Farther Away is a collection of 22 essays, reviews and speeches by the author of The Corrections and Freedom. Arranged in reverse chronology, it starts with his commencement speech to 2011's graduating class at Ohio's Kenyon College – an honour previously bestowed upon his friend David Foster Wallace, whose life, writing and suicide inform two of the best pieces on show. And it concludes in 1998 with an article on Paula Fox's novel Desperate Characters. In between there are reviews (astute assessments of Alice Munro, Christina Stead, Frank Wedekind), vivid travel pieces (on China, Cyprus) and a witty faux interview with New York State. There is also quite a lot about birds, slightly more about books, and plenty about Jonathan Franzen.
It is not hard to detect the ker-ching of a cash-in; of a publisher capitalising on the success of the enjoyable, if bloated Freedom, much as Franzen's previous non-fiction anthology, How to Be Alone, maintained the buzz created by The Corrections. Only, the world, and indeed Franzen, have moved on. How to be Alone provided, for many, longed-for insights into the author of the newest Great American Novel: fans thrilled to his advocacy of fiction in the 21st century, his ideas about television's enervating influence, and hints about his family. Farther Away updates these concerns: Franzen's anxiety about television has been superseded by meditations on how the internet maps the self and how the mobile phone allows other people's lives to intrude upon our own.

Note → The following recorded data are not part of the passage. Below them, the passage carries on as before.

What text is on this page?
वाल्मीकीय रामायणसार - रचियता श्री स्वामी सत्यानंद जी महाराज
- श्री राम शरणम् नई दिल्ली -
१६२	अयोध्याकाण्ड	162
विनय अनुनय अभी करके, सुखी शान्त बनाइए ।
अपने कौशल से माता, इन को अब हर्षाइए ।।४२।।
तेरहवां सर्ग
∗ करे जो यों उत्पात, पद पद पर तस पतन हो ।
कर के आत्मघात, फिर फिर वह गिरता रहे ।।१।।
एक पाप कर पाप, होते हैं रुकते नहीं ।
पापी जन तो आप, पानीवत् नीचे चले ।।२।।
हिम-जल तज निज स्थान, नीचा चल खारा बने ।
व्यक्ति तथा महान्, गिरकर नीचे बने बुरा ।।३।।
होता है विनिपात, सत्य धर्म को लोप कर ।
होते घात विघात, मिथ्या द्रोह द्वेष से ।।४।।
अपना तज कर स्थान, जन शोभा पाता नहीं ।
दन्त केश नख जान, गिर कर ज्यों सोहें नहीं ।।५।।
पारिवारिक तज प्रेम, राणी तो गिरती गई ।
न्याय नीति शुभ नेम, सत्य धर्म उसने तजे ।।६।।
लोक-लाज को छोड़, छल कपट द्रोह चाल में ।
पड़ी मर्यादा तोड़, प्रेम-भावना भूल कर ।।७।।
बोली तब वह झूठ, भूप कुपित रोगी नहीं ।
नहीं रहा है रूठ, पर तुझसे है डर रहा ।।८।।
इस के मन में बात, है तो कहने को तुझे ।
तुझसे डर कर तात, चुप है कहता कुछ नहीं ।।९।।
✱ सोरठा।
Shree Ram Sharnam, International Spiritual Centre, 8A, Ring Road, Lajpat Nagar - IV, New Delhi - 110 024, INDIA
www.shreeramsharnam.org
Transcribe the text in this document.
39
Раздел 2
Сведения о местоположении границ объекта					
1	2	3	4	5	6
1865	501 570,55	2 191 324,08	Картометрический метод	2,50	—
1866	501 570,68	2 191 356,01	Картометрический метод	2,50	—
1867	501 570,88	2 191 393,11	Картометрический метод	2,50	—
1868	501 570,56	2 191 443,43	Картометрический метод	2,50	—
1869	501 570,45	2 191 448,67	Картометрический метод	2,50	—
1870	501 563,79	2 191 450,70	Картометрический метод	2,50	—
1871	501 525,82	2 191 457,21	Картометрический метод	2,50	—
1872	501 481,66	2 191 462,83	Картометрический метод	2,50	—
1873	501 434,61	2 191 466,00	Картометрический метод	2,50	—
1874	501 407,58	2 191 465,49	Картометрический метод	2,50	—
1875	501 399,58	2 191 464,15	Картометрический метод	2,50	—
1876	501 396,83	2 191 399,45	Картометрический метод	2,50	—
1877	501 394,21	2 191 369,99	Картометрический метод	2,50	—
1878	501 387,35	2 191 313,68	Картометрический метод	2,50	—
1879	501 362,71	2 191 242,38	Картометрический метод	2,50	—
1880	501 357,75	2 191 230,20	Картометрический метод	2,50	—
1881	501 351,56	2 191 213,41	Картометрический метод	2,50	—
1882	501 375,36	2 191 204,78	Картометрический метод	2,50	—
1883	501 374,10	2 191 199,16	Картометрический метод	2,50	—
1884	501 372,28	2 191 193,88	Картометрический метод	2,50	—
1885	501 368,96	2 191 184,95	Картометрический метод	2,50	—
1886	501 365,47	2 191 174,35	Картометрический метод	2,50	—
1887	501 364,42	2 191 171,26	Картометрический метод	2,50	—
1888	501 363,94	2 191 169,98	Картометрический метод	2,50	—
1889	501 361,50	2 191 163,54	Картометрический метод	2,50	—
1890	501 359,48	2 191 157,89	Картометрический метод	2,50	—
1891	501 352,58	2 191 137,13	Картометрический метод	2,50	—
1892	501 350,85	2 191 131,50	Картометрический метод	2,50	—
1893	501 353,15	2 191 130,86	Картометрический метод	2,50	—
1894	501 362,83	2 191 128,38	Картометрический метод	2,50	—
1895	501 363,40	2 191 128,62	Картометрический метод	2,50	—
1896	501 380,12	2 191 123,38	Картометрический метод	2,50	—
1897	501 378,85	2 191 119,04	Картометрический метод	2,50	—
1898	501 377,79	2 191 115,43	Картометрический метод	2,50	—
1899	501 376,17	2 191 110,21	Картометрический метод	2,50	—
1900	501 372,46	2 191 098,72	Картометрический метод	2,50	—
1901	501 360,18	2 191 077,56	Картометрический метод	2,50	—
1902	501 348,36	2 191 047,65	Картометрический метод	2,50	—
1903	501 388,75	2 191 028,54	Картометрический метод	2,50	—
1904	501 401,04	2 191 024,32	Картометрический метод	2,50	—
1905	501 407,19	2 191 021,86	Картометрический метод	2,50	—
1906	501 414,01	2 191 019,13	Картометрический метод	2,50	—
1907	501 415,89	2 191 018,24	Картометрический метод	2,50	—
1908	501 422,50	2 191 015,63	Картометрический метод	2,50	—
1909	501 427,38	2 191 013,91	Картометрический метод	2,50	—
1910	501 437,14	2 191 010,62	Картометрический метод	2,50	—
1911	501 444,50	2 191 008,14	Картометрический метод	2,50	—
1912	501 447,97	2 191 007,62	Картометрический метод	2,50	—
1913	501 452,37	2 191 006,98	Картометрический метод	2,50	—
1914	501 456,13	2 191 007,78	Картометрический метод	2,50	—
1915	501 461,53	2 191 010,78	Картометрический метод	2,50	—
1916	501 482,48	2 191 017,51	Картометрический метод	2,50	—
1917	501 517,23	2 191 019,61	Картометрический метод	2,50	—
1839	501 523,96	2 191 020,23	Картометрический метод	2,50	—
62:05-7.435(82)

As with most anthologies, it is pleasurable to zip around the contents, trying to join the dots into a coherent whole. If Farther Away has a theme, love seems as good as any. Franzen provides touching insights into his parents' marriage (a Valentine's letter from his father to his mother), alongside frank admissions about the failure of his own.
Then there's his love for David Foster Wallace, and how it was betrayed by Wallace's suicide in 2008. In the title essay, Franzen visits the remote island of Alejandro Selkirk, named after the inspiration for Robinson Crusoe. Frazzled by the hoopla surrounding Freedom, he re-reads Defoe's novel, searches for rare birds, and scatters a box of Wallace's ashes.
Fusing life and art, the essay figures Wallace as Crusoe, marooned on an existential island of "radical individualism". His greatness as a writer conceals his tragic frailty as a human: an inability to surrender himself to others. Franzen finds solace and sustenance in his own capacity for connection, reading Henry Fielding's Pamela, in which "solitude [is] overwhelmed by love of someone else."
In that opening address to Kenyon graduates, Franzen said: "What love is really about is a bottomless empathy, born out of the heart's revelation that another person is every bit as real as you are." At their very best, his essays live up to this definition, crossing divides of form, time and space to speak as wisely and warmly as a close, clever and eminently real friend.